"It was the best of times, it was the worst of times..."
Charles Dickens. A Tale of Two Cities.


mercredi 17 septembre 2008

Fils de son père



"Fonder des bibliothèques est comme construire des greniers publics, amasser des réserves contre un hiver de l'esprit qu'à de nombreux indices, malgré moi, je vois venir" fait dire Marguerite Yourcenar à l'empereur Hadrien dans, justement, les Mémoires d'Hadrien. C'est toujours à cette citation de ce beau roman que je pense quand je constate, avec réconfort, que la galaxie Gutenberg n'a pas encore été entièrement engloutie dans le trou noir de notre insane postmodernité, qu'il existe encore des personnes qui s'emploient à perpétuer la civilisation du livre.
C'est ce à quoi je pensais en lisant ces jours-ci l'autobiographie d'André Schiffrin, A Political Education, qui a été publiée en France par Liana Levi sous le titre Allers-retours.
Le nom d'André Schiffrin devrait vous dire quelque chose: il s'est fait connaître en France il y a quelques années en publiant un livre dans lequel il dénonçait la mainmise croissante du marketing sur le monde de l'édition aux Etats-Unis.

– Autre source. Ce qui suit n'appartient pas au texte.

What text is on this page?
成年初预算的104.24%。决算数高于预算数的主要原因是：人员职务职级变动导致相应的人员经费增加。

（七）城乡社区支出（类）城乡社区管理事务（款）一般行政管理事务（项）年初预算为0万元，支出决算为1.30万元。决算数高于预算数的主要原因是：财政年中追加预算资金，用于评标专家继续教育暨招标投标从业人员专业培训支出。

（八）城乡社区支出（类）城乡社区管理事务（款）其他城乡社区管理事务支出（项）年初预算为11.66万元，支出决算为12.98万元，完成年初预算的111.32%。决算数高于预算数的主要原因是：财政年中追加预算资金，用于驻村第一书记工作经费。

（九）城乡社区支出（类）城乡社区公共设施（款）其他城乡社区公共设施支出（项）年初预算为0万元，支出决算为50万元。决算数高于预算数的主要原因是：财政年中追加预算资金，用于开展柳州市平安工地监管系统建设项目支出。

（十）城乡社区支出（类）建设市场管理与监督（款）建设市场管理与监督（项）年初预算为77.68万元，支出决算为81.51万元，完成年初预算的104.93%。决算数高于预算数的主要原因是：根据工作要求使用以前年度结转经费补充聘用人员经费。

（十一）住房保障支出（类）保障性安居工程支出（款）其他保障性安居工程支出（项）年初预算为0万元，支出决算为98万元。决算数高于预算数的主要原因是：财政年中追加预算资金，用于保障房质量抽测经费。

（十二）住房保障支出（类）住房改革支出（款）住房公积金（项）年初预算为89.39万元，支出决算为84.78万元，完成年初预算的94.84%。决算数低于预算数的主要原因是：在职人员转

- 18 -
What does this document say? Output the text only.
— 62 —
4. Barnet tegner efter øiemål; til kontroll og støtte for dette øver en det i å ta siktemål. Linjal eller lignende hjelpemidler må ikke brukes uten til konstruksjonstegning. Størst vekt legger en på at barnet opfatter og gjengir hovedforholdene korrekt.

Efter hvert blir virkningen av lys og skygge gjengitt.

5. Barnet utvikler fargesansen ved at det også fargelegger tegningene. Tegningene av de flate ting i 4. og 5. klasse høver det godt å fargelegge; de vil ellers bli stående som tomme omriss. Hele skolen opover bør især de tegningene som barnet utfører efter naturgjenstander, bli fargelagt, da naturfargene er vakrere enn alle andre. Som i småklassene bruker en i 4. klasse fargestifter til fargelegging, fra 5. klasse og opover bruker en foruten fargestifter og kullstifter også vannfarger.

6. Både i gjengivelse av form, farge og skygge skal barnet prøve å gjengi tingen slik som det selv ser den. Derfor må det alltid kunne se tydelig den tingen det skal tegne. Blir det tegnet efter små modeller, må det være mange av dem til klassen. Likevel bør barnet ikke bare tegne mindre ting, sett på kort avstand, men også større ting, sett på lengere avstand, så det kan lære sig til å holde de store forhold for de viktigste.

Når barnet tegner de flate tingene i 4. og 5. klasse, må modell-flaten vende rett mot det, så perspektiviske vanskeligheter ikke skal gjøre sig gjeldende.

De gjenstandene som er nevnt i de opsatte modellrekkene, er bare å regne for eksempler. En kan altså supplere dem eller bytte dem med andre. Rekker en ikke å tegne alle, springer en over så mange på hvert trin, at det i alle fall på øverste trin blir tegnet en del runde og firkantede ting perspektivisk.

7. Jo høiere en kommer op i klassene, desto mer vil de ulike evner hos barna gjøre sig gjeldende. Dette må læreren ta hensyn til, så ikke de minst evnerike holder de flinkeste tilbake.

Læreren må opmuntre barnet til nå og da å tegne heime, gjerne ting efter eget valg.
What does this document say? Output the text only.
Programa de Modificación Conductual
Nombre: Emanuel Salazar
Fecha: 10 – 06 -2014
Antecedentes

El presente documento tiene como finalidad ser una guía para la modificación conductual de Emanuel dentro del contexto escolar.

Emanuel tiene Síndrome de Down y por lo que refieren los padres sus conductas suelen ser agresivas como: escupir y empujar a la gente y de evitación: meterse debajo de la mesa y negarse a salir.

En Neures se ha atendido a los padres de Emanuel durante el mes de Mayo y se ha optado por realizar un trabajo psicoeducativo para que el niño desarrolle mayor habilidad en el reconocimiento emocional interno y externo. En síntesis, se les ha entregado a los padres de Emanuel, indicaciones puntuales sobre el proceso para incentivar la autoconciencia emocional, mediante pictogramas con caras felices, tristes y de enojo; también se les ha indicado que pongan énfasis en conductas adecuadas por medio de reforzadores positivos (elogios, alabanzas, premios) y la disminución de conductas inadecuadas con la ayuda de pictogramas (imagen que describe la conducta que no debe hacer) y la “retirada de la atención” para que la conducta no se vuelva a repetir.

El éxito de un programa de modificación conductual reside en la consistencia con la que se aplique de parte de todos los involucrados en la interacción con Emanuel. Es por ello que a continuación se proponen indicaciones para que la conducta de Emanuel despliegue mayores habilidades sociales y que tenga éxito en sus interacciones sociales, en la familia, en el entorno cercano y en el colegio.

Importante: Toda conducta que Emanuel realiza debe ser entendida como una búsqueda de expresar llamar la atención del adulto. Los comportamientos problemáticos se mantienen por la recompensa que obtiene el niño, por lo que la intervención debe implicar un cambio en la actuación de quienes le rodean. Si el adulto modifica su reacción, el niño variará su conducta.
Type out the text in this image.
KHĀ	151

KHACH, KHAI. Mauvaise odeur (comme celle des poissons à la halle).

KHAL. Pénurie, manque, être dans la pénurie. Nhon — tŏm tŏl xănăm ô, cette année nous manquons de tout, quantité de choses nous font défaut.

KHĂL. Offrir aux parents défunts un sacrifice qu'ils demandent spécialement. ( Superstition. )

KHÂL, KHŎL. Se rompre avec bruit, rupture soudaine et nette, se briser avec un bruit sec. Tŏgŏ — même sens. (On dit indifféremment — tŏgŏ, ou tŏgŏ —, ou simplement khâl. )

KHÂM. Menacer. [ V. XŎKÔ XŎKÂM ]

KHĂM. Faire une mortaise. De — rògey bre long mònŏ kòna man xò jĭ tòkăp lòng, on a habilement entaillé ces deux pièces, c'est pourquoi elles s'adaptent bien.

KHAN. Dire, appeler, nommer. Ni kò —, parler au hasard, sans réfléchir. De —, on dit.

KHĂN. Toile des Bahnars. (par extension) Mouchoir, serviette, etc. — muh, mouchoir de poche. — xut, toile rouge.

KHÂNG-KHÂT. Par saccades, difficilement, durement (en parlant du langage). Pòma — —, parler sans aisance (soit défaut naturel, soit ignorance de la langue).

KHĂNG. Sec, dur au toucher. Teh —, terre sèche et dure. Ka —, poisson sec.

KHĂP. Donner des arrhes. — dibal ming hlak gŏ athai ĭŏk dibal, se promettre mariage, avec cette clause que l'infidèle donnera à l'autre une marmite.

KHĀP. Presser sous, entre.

Ce qu'il raconte dans son autobiographie, c'est le parcours qui l'a amené à la tête de la prestigieuse maison d'édition américaine Pantheon Books, où il a publié des auteurs tels que Sartre, Foucault etc.
André Schiffrin est par excellence un enfant de la balle: son père n'était autre que Jacques Schiffrin, traducteur de Pouchkine en français en collaboration avec Gide, ami de ce dernier et d'autres grands écrivains du siècle passé, et, surtout, fondateur en 1931 de la collection de la Pléïade qu'il devait revendre plus tard à Gaston Gallimard. On apprend d'ailleurs au passage dans le livre que la Pléïade ne tire pas son nom, comme on pourrait le croire, du cénacle de poètes rassemblé autour de Ronsard, mais d'un groupe de poètes russes homonyme. On apprend également que le principe de la collection, dans les intentions initiales de son créateur, était de mettre à la disposition du public, dans un format réduit et à un prix raisonnable, de bonnes éditions des oeuvres complètes d'écrivains classiques. Et qu'il se désolait à la fin de sa vie que, depuis son départ de chez Gallimard, les volumes de la Pléïade soient devenus trop chers et trop érudits dans leur annotation.
Jacques Schiffrin, le père de l'auteur donc, était un Juif russe issu d'une famille de riches industriels, qui avait dû émigrer à l'époque de la Révolution russe et s'était établi en France où, comme je viens de le dire, il avait entrepris avec succès une carrière d'éditeur. Au début de la Seconde Guerre mondiale, il dut émigrer de nouveau avec sa femme et son fils, André, alors âgé de cinq ans, pour fuir les persécutions nazies. On retrouve dans le récit des circonstances de cette fuite devant l'avancée nazie bien des choses qu'on a pu lire dans des récits analogues: le passage la peur au ventre de la zone occupée à la zone dite libre, l'attente fébrile à Marseille de visas de sortie et de billets sur un transatlantique (avec l'intervention ici encore de l'infatigable Varian Fry, dont l'activité auprès du consulat des Etats-Unis de Marseille permit de sauver des centaines de vie)...
La famille parvint donc à s'installer aux Etats-Unis, où le père finit par retrouver du travail chez Pantheon, la maison d'édition dont André Schiffrin devait plus tard assurer la direction. Ce qui est passionnant chez ce dernier, c'est l'engagement civique qui sous-tend son activité dans le monde des livres, un engagement qui a sans aucun doute ses sources en partie dans le parcours d'émigré de l'auteur, et dont je vous parlerai dans un prochain article.